Coronavirus: What is the risk to men over 50?

Most people with coronavirus will recover within about a week of getting symptoms and will not need medical care.

But some people will need to be treated in hospital – including the British Prime Minister Boris Johnson, who is 55, and cared for in St Thomas’ hospital in London after his symptoms worsened.

He received oxygen, but has not needed a ventilator machine to help his breathing.

Which people can get sick?

Some people are at higher risk of complications.

This includes people over the age of 70, regardless of whether they have a medical condition or not, and people of any age with underlying health conditions, such as heart disease.

There are more than 1.5 million people in the UK who are at the greatest risk of needing hospital treatment if they catch coronavirus.

This includes people with cancer who have been receiving chemotherapy, and they are being asked to stay at home all of the time to shield them from the virus.

Coronavirus also appears to disproportionately affect men in their 50s and 60s to a certain degree, although they are not singled out as a high risk group. But it’s not that clear-cut. Correlation isn’t necessarily cause.

Why older men?

Scientists are unsure.

UK data from intensive care hospital wards shows the average patient who is critically ill is aged 60. Most are men and many have other health conditions that could put them at increased risk, such as heart problems and obesity.

Of the 647 coronavirus-related deaths registered by the Office for National Statistics in England and Wales up to the week ending 27th March, 44 were aged 45-65 – around 7% of the total.

Death rates go up with age in both men and women, but men tend to outstrip women across the ages.

Data from China, where the pandemic began, also suggests men are at greater risk than women, although experts caution there could be factors other than gender, such as smoking habits, that could explain the link.

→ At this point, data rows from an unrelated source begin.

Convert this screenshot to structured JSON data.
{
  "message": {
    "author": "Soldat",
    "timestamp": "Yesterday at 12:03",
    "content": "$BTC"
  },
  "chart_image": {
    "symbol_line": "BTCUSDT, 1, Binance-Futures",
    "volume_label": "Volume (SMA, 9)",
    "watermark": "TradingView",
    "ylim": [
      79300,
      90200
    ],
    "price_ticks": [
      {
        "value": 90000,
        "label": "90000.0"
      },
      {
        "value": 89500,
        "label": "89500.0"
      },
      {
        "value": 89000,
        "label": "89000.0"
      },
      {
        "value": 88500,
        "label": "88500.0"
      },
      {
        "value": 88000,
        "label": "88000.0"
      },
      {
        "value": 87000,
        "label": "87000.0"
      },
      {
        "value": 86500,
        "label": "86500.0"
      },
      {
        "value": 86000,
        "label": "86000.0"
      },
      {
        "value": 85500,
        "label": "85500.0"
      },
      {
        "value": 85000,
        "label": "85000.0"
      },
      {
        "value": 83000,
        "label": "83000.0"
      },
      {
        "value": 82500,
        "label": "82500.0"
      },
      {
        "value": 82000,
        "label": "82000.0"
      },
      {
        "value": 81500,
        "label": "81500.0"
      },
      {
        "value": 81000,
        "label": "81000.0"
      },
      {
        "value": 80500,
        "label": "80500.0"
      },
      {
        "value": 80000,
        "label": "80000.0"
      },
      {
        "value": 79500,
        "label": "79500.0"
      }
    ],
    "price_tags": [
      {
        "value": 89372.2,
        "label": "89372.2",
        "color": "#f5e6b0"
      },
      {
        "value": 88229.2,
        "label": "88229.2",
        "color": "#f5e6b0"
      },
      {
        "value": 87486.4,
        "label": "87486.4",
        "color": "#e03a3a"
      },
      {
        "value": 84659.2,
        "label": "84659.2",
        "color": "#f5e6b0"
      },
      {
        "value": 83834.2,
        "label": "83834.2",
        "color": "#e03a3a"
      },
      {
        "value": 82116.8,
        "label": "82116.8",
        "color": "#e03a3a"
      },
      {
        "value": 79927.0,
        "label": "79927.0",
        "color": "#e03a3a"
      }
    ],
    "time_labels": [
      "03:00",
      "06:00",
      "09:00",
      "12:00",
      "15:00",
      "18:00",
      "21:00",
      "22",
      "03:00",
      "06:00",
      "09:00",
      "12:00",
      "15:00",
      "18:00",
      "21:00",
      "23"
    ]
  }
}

Professor Ian Hall, Professor of Molecular Medicine, University of Nottingham, said: “I am not convinced this completely explains the increased risk of severe disease in men, so it seems possible there may be some other as yet unidentified factor playing a role.”

Men are more likely than women to have heart disease, diabetes and chronic lung disease.

Some have suggested genes and sex hormones might be involved too.

Are women more immune?

Professor Philip Goulder, an expert in immunology at University of Oxford, said: “It is becoming increasingly recognised that there are substantial differences in the immune system between males and females and that these have significant impact on outcome from a wide range of infectious diseases.

“The immune response throughout life to vaccines and infections is typically more aggressive and more effective in females compared to males.”

This could be down to women carrying two copies of the X chromosome, compared to the single X and a Y that men have.

A number of critical immune genes are located on the X chromosome, he says.

Is coronavirus causing the deaths?

Every year, about 600,000 people in the UK die. People with underlying health conditions and the elderly are most at risk, just as they are if they have coronavirus.

Nearly 10% of people aged over 80 will die in the next year, Professor Sir David Spiegelhalter, at the University of Cambridge, points out, and the risk of them dying if infected with coronavirus is almost exactly the same.

How can you protect yourself?

Stay as fit and healthy as you can by exercising and eating a balanced diet.

If you smoke, now is a good time to quit.

Men are more likely than women to:

§  smoke and smoke more cigarettes per day and smoke hand-rolled tobacco

§  eat too much salt

§  eat too much red and processed meat

§  eat too little fruit and too few vegetables

§  drink alcohol and drink at hazardous levels

Coronavirus spreads when an infected person coughs or sneezes small droplets – packed with the virus – into the air. These can be breathed in, or cause an infection if you touch a surface they have landed on, then your eyes, nose or mouth.

So, coughing and sneezing into tissues, not touching your face with unwashed hands, and avoiding close contact with infected people are important.